In the collective insurance market—particularly in life and accident products linked to payrolls, credits, or institutions—questions are beginning to arise about the conditions under which beneficiaries access compensation. According to specialists in financial litigation, one of the main problems does not lie in the contracting of the insurance, but in the claims process, where administrative obstacles can arise that delay or even prevent the payment of claims. According to these analyses, in some cases, insurers condition the compensation on the submission of documentation that must be provided by third parties—such as contracting companies or institutions—and not directly by the beneficiaries, which complicates the process when there is no cooperation or when the entities are no longer operational. This type of scheme is observed more frequently in large-scale collective insurances, where policies are linked to institutional structures and the volume of premiums is high.
In this context, the role of intermediary brokers has also been highlighted, who participate in the structuring and placement of these products. Specialists indicate that once a claim is presented, their function in representing the insured may be limited, which leaves beneficiaries in a disadvantaged position. Some cases in the sector have brought companies like Thona Seguros and the broker Interprotección, better known as Inter, to the fore, mentioned in reports and analyses as examples of dynamics that deserve review, although there is no official position on generalized practices. For experts, the underlying issue is not a particular case, but a structural problem: the lack of transparency in key indicators, such as the rates of claim rejection, as well as the complexity of the processes to make an insurance effective.
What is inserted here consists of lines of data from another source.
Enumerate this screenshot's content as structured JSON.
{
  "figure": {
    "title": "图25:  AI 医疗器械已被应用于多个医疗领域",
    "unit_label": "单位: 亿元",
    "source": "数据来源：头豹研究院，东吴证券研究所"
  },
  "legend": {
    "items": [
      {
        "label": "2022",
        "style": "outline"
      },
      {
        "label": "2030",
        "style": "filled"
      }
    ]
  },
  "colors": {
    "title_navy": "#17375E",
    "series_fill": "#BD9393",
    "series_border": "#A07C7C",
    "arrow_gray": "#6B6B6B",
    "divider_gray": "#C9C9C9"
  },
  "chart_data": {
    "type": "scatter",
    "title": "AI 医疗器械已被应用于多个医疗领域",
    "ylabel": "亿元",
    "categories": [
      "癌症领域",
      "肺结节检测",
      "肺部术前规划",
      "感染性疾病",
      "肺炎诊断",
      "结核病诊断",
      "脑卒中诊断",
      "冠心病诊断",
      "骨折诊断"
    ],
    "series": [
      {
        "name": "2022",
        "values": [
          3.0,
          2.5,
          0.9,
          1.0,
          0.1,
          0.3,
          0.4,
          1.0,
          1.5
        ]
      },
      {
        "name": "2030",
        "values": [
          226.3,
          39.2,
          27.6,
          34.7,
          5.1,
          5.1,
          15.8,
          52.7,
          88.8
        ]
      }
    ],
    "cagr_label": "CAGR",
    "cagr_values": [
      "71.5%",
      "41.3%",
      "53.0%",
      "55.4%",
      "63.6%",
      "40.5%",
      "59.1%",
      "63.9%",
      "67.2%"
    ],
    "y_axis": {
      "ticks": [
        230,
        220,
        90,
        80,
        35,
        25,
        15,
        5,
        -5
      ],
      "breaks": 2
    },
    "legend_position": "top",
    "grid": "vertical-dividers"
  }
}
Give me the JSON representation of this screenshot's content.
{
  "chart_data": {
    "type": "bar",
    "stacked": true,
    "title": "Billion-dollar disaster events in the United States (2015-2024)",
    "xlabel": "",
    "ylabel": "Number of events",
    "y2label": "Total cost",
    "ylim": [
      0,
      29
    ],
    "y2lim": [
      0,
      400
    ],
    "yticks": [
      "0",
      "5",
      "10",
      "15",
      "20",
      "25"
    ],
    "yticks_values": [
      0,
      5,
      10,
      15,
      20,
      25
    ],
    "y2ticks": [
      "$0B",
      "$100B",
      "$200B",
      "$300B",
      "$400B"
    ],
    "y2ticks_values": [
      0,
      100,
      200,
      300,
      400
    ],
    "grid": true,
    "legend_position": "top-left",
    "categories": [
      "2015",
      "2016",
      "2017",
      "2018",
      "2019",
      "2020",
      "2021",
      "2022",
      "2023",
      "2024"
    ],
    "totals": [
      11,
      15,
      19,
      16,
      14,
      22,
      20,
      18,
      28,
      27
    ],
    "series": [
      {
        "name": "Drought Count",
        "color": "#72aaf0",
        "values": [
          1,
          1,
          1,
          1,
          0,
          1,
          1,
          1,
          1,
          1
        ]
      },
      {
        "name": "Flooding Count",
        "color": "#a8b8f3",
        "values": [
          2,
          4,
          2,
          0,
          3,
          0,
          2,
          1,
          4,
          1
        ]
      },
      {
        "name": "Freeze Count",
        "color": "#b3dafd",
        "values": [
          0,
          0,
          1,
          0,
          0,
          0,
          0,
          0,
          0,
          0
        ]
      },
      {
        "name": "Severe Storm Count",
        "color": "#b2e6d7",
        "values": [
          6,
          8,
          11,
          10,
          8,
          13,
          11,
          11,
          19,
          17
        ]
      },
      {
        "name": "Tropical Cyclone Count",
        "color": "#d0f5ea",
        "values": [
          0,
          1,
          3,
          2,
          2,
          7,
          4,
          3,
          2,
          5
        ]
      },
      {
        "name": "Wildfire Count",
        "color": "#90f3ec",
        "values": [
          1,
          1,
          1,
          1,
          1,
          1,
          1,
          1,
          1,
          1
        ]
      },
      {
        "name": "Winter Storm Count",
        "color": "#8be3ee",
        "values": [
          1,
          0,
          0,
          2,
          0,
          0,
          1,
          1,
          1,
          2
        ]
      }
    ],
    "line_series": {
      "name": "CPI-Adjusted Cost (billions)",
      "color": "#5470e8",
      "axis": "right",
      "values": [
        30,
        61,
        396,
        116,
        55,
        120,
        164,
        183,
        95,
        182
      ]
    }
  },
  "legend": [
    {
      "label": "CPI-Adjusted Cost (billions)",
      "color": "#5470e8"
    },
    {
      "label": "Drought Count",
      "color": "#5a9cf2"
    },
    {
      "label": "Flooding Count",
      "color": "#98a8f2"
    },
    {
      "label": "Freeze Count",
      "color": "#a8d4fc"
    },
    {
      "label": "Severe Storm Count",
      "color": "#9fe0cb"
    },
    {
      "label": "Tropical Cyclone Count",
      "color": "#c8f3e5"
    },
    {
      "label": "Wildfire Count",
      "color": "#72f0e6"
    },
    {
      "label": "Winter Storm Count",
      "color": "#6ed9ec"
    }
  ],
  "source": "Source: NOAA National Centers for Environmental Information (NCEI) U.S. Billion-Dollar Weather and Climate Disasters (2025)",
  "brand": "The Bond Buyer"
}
The topic gains relevance in a context where this type of product has wide penetration in the market, especially among workers and users of financial services. In this regard, specialists consider it necessary to strengthen supervision by the National Commission on Insurance and Surety (CNSF), particularly regarding market practices, intermediation, and payment conditions. While the insurance sector is key to the financial protection of the population, they warn that its effectiveness depends on the coverage mechanisms working in practice and not just on paper.